What is your favourite Chess Set and Why? Part One


Chocolate or vanilla? Pizza or beer? Doughnuts or coffee? Sometimes, choices are hard. And sometimes, you want both.

I have a few chess sets. I have chosen “both” more than once. The chess clock collection keeps growing. And the books! Ah, the chess books, two magnificent shelves of them. Plus the ones on top of the shelf.  You know, the recent acquisitions. Sure, it’s a bit untidy, but they haven’t found their homes yet.  And they deserve a good home, right?

But if you asked me which was my favourite of all, I’d have to say it’s my 4 1/3-inch Lardy, which came courtesy of a certain online auction site, whilst I lived in England. (Look, I can use “whilst;” I lived there, honest!) They were never fine, never ornate, and never artful, but they have a well-worn, veteran sturdiness to them. These chess pieces have their fair share of battles; when they came to me, the black lacquer was chipping, and the four knights weren’t quite a match.  They still aren’t. The whites have yellowed and their king seems to lean over an absent cane. I scraped off the worst of the paint flakes and cleaned up the black army a bit, but my touch-up was in gloss instead of semi-gloss, and now their uniforms look even less regulation.
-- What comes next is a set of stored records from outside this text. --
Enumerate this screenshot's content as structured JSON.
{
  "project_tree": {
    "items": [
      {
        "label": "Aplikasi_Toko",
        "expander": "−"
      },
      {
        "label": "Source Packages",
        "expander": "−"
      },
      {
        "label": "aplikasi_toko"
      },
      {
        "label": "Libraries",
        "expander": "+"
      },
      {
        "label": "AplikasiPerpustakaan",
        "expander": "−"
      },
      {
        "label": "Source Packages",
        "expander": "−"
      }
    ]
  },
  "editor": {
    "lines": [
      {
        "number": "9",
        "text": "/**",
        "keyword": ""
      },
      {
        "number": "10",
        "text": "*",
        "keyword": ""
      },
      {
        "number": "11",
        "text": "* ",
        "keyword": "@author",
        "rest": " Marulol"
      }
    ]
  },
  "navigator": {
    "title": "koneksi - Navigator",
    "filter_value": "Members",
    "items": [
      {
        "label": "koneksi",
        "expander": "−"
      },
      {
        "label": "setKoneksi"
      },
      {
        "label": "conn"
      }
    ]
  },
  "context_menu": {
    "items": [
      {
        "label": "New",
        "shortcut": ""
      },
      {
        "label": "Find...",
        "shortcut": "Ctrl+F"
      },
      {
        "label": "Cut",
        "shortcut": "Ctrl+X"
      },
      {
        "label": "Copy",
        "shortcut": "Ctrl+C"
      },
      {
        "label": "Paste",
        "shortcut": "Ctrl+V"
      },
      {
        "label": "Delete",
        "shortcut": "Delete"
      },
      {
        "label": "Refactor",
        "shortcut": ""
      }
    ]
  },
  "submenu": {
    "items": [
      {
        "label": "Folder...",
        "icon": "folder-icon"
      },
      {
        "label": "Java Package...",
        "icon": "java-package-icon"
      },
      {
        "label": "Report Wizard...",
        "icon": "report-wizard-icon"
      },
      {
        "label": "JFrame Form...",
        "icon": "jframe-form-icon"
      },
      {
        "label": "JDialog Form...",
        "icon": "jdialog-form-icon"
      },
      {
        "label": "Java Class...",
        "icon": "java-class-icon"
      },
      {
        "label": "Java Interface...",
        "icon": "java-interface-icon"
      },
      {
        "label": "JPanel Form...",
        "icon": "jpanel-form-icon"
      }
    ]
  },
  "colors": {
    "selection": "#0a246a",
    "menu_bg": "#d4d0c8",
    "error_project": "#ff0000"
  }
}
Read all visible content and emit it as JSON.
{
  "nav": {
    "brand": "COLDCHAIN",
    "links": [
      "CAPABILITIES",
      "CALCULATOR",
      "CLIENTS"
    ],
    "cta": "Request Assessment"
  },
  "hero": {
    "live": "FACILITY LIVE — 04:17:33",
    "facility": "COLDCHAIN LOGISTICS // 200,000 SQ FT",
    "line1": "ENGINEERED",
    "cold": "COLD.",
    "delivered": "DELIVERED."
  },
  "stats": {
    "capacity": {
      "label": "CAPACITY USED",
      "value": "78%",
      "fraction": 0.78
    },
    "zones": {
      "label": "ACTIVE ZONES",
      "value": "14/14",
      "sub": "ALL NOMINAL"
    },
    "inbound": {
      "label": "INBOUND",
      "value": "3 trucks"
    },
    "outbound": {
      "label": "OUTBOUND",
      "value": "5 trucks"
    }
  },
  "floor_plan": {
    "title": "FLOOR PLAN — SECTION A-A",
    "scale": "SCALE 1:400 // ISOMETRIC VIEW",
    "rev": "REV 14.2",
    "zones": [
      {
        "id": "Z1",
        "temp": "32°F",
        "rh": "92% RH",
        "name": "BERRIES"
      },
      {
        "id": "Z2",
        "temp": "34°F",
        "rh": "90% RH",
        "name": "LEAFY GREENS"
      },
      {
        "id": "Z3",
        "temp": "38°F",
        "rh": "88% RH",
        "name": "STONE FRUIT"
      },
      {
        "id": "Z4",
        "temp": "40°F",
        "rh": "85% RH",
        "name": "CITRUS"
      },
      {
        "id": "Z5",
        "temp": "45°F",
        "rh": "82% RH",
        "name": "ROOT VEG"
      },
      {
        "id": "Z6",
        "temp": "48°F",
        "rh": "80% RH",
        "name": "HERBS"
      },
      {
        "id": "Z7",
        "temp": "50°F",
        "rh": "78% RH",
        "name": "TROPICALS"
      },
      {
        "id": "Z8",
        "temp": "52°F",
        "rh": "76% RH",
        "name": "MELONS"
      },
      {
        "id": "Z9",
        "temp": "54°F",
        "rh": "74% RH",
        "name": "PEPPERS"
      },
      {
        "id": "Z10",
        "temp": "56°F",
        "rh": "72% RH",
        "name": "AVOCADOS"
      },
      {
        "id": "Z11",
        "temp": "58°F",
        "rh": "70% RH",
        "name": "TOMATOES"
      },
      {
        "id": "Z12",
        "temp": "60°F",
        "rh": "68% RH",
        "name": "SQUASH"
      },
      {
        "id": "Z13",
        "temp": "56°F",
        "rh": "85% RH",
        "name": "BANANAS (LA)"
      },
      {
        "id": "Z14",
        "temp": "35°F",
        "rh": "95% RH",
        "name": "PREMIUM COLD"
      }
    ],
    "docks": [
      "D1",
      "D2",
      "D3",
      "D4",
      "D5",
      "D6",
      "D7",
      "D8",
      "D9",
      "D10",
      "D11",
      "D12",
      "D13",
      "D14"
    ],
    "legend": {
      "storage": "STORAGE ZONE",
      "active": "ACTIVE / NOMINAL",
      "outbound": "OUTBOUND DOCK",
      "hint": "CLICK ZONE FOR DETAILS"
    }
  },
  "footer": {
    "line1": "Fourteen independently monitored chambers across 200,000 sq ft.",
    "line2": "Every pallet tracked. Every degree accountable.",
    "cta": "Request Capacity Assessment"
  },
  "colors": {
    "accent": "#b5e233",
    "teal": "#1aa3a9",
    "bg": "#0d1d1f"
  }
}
But they have British spirit, and gumption, and a stiff upper lip (they’re wood, after all), and still plenty of the French élan they were born with. They seem say, “those knights are replacement men, filling the gaps where others fell; his Highness took a cut to the leg long ago.”  I’ve got newer sets, and I’ve got prettier sets, but none with such life.


When I get them out of their box, I think of the little slice of their life I’ve been privileged to be part of.  When I brought them to a California coffee shop, and I spent ten minutes crawling around on the floor looking for a lost pawn, my heart in my throat, thinking “they won’t be a complete set!” only to discover that another player had scooped up my wayward infantryman with his own exhausted warriors and stuffed them all into his box. When I took them down to my local club outside of London, and their grand fight across the board that night, white perpetually striving with black.  I lost, of course, but I’ll always remember my British chess friends, Joe, John, and Paul, Ralph and Krysztof, whenever I get out the Lardy men.  I will remember my local games in back rooms and classrooms, churches and pubs. No other set makes me feel so much a part of something else, something larger, this love of chess we all share. Where have these soldiers served before, and what stories would they tell me, if only they could? What adventures will they share with me and my children? Where will they go next?